Между тем поезд мчал и мчал по неоглядным заснеженным полям, ныряя в тоннели, пронизывая горы, то грохотал по железным гигантским мостам через реки, широкие, как моря, то несся дымным вихрем в зеленых ущельях через необозримые хвойные леса. Много лет спустя я все удивлялся, да и сейчас, честное слово, дивиться не перестаю тому, как могли надеяться немецкие генералы, в военной науке очень сведущие, на своих на мотоциклах-пукалках победно промчаться через всю Россию?! Она же до океана!
И вот, наконец, когда я привык к вагону как к родному дому, мы в самый обыкновенный вечер вдруг, оказывается, приехали. Я из окна сразу узнал папу. Он шел по платформе рядом с нашим вагоном и тоже увидел меня, радостно замахал рукавицей. Папа был в странном малахае с узкими, длинными, до плеч, ушами. Он говорил потом, что высматривал в окнах нашего вагона расплющенный нос — и увидел, и это, конечно, был мой нос.
Как сейчас вижу, нагруженные вещами, мы все трое дружно шагаем по едва освещенному перрону хабаровского вокзала. В самом конце его наш паровоз пыхтит, сердито шипит и плюется паром. Он весь потный, трудяга, а ему еще бегом тащить за собой поезд до берега Тихого океана. Но, впрочем, если мерить дальневосточными мерками, бежать ему оставалось недалеко.

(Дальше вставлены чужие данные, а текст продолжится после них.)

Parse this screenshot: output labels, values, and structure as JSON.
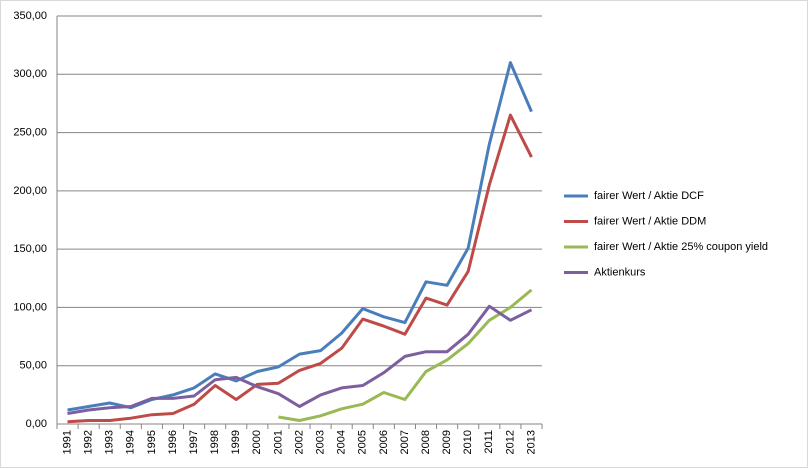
{
  "chart_data": {
    "type": "line",
    "categories": [
      "1991",
      "1992",
      "1993",
      "1994",
      "1995",
      "1996",
      "1997",
      "1998",
      "1999",
      "2000",
      "2001",
      "2002",
      "2003",
      "2004",
      "2005",
      "2006",
      "2007",
      "2008",
      "2009",
      "2010",
      "2011",
      "2012",
      "2013"
    ],
    "series": [
      {
        "name": "fairer Wert / Aktie DCF",
        "color": "#4a7ebb",
        "values": [
          12,
          15,
          18,
          14,
          21,
          25,
          31,
          43,
          37,
          45,
          49,
          60,
          63,
          78,
          99,
          92,
          87,
          122,
          119,
          151,
          240,
          310,
          268
        ]
      },
      {
        "name": "fairer Wert / Aktie DDM",
        "color": "#be4b48",
        "values": [
          2,
          3,
          3,
          5,
          8,
          9,
          17,
          33,
          21,
          34,
          35,
          46,
          52,
          65,
          90,
          84,
          77,
          108,
          102,
          131,
          205,
          265,
          229
        ]
      },
      {
        "name": "fairer Wert / Aktie 25% coupon yield",
        "color": "#98b954",
        "values": [
          null,
          null,
          null,
          null,
          null,
          null,
          null,
          null,
          null,
          null,
          6,
          3,
          7,
          13,
          17,
          27,
          21,
          45,
          55,
          69,
          89,
          100,
          115
        ]
      },
      {
        "name": "Aktienkurs",
        "color": "#7d5fa0",
        "values": [
          9,
          12,
          14,
          15,
          22,
          22,
          24,
          38,
          40,
          32,
          26,
          15,
          25,
          31,
          33,
          44,
          58,
          62,
          62,
          77,
          101,
          89,
          98
        ]
      }
    ],
    "ylim": [
      0,
      350
    ],
    "yticks": [
      {
        "value": 0,
        "label": "0,00"
      },
      {
        "value": 50,
        "label": "50,00"
      },
      {
        "value": 100,
        "label": "100,00"
      },
      {
        "value": 150,
        "label": "150,00"
      },
      {
        "value": 200,
        "label": "200,00"
      },
      {
        "value": 250,
        "label": "250,00"
      },
      {
        "value": 300,
        "label": "300,00"
      },
      {
        "value": 350,
        "label": "350,00"
      }
    ],
    "grid": true,
    "legend": "right"
  }
}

Я видел, как рады встрече отец с матерью, и радовался вместе с ними. От вокзала мы поехали в санях, крестьянских дровнях, и первое, что я заметил в этом городе, — это как крепко и вкусно пропахли все улицы мерзлым конским навозцем. Редкие неяркие фонари освещали наш путь между высоченных сугробов, за которыми, словно затаившись, прятались бревенчатые старые и, наверное, оттого черные домишки. И только в одном месте обозначилось неяркое созвездие из десятка фонарей. Оттуда невнятно доносилась музыка.
— Каток, — обещающе пояснил папа. — Ба-аль-шой!
Наши дровни то кидало в стороны, то они неслись куда-то вниз, и тогда наша маленькая мохнатая лошаденка натужно вытянутыми вперед ногами тормозила, взрывая борозды.
Проехали по длинному деревянному мосту, под которым во мраке чудилась бездна, а при свете дня оказался овражек, и остановились возле двухэтажного дома. Низ его был кирпичный, верх — деревянный. Наш возница в длинном, до пят, тулупе и мохнатой шапке колоколом, помогая снимать узлы и чемоданы с саней, молвил:
— Из теплых краев, значитца…
И было в его словах, тоне, каким они были сказаны, такое: «Видать, в теллых-то краях приспичило, ну дак у нас поживите…»
Наша квартира в этом двухслойном доме оказалась внизу, в полуподвале. Когда мы в нее спустились и зажгли керосиновую лампу, которую дал хозяин дома, оказалось, что окна снаружи до самой форточки занесло снегом. Впрочем, это была и не квартира вовсе, а одна-единственная небольшая комната с облупленными грязно-серыми стенами, две из которых были сырыми, и от них неизбывно струился знобкий холод.
Мама решила всплакнуть, да, видимо, отложила это до другого раза. Понять ее нетрудно, если вспомнить нашу большую светлую квартиру в Пятигорске, на Садовой. Но было у мамы редкое, счастливое качество — все в жизни соразмерять. Бывает настоящее горе… «А тут — какая беда!» — так она подумала, я знаю.